O poziomie uczelni świadczy także – co stało się po raz pierwszy kryterium wpływającym na ocenę kierunku w rankingu – poziom studentów, którzy rozpoczynają studia w danej specjalizacji. Nowy wskaźnik mierzony był wynikami egzaminów maturalnych osób, które 1 października 2016 r. podjęły studia na I roku studiów stacjonarnych na określonym kierunku. – Wskaźnik zarówno odzwierciedla jakość uczelni – najzdolniejsi maturzyści wybierają uczelnie mające opinie najlepszych – jak i tworzy jakość uczelni, gdyż zdolni uczniowie wpływają na wyższy poziom procesu kształcenia – tłumaczy Waldemar Siwiński, prezes Fundacji Perspektywy.
– Promowanie najlepszych to bardzo dobry kierunek – uważa prof.
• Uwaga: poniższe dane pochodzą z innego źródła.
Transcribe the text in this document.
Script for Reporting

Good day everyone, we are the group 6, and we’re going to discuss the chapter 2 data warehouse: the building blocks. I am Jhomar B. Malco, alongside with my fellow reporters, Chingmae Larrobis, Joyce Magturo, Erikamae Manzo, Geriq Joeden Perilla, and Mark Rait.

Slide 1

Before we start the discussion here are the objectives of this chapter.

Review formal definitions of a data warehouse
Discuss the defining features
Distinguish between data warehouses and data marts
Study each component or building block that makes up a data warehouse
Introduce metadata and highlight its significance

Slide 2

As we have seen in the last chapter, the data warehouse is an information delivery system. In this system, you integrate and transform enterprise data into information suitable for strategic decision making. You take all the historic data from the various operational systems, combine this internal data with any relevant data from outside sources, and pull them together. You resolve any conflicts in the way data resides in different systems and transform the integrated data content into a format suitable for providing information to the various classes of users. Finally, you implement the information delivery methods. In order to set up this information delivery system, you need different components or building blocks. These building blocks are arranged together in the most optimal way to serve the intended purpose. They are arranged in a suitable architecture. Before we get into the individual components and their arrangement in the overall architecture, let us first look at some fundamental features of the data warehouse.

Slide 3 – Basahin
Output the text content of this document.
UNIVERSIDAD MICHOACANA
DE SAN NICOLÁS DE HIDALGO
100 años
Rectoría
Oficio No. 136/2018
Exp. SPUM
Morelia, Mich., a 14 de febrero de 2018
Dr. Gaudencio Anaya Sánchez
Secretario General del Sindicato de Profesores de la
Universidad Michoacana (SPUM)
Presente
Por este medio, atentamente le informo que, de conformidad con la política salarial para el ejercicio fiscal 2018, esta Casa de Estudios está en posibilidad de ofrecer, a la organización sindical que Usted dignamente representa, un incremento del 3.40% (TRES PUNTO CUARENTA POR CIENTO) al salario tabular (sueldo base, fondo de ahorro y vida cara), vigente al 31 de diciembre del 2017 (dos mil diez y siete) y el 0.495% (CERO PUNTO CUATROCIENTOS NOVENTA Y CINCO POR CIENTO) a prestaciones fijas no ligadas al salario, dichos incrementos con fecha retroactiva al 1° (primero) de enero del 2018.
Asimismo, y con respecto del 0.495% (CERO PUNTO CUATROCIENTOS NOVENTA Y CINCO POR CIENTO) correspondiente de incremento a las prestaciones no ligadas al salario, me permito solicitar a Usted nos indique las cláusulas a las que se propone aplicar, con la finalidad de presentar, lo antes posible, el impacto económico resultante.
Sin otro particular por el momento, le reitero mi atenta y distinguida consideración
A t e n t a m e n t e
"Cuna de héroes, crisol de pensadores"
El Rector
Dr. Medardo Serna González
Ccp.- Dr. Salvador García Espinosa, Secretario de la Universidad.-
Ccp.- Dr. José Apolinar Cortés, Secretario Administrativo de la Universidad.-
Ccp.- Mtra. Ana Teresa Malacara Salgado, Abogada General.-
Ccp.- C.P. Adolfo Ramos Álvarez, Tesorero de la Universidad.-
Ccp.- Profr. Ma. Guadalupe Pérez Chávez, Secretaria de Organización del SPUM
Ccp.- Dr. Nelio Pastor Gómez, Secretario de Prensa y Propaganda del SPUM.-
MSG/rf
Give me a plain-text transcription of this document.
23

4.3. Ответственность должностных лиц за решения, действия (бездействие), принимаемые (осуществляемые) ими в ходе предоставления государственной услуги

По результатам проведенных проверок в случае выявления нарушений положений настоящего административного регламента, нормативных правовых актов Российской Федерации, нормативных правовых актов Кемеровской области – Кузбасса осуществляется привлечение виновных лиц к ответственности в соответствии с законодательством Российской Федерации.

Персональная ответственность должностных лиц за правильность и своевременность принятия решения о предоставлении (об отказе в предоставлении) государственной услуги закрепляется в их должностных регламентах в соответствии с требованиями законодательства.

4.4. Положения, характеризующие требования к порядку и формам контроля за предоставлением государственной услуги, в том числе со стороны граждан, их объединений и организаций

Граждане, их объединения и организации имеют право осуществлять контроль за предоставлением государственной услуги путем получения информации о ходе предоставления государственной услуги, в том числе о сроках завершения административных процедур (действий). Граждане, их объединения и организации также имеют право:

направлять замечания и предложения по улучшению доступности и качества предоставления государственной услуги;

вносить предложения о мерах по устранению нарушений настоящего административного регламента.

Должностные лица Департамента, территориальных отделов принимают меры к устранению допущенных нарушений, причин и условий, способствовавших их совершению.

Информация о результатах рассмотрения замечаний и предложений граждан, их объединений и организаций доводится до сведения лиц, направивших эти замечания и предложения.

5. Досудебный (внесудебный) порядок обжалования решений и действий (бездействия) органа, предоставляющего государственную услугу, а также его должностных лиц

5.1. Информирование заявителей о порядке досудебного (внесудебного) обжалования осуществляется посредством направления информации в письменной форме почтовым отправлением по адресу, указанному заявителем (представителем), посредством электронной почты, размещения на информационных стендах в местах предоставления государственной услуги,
Michał Kleiber, były prezes PAN, członek kapituły rankingu. – Pamiętam, że kiedy wróciłem do Polski z jednego z amerykańskich uniwersytetów, zobaczyłem, jak duża jest różnica nie tyle w poziomie studentów – nie byli lepsi od naszych – co w ofercie, która jest kierowana do najlepszych. W USA od dawna jest nacisk na promocję liderów – opowiada.
Na tworzenie elit zaczęło stawiać także Ministerstwo Nauki, które w tym roku po raz pierwszy dofinansowało uczelnie przyjmujące najlepszych studentów – do uczelni za najlepszymi maturzystami trafiło 82 mln zł. W przyszłym roku na ten cel ma być przeznaczone ok. 100 mln zł.
Uczelnie przekonują, że zainteresowanie studiami technicznymi jest nadal bardzo wysokie.
– Obecnie maturzyści starają się podejmować bardzo racjonalne decyzje. Często już od początku nawiązują współpracę z firmami. Pracowników wśród studentów szukają również firmy – przekonuje Anna Żmuda-Muszyńska, rzeczniczka AGH. W krakowskiej Akademii mimo niżu demograficznego co roku na studia inżynieryjne jest znacznie więcej kandydatów niż miejsc. W zeszłym roku w grupie czterech najpopularniejszych kierunków znalazła się inżynieria mechatroniczna (6,2 kandydatów na miejsce), na drugim informatyka i informatyka stosowana (5,5), na kolejnym teleinformatyka (5,4).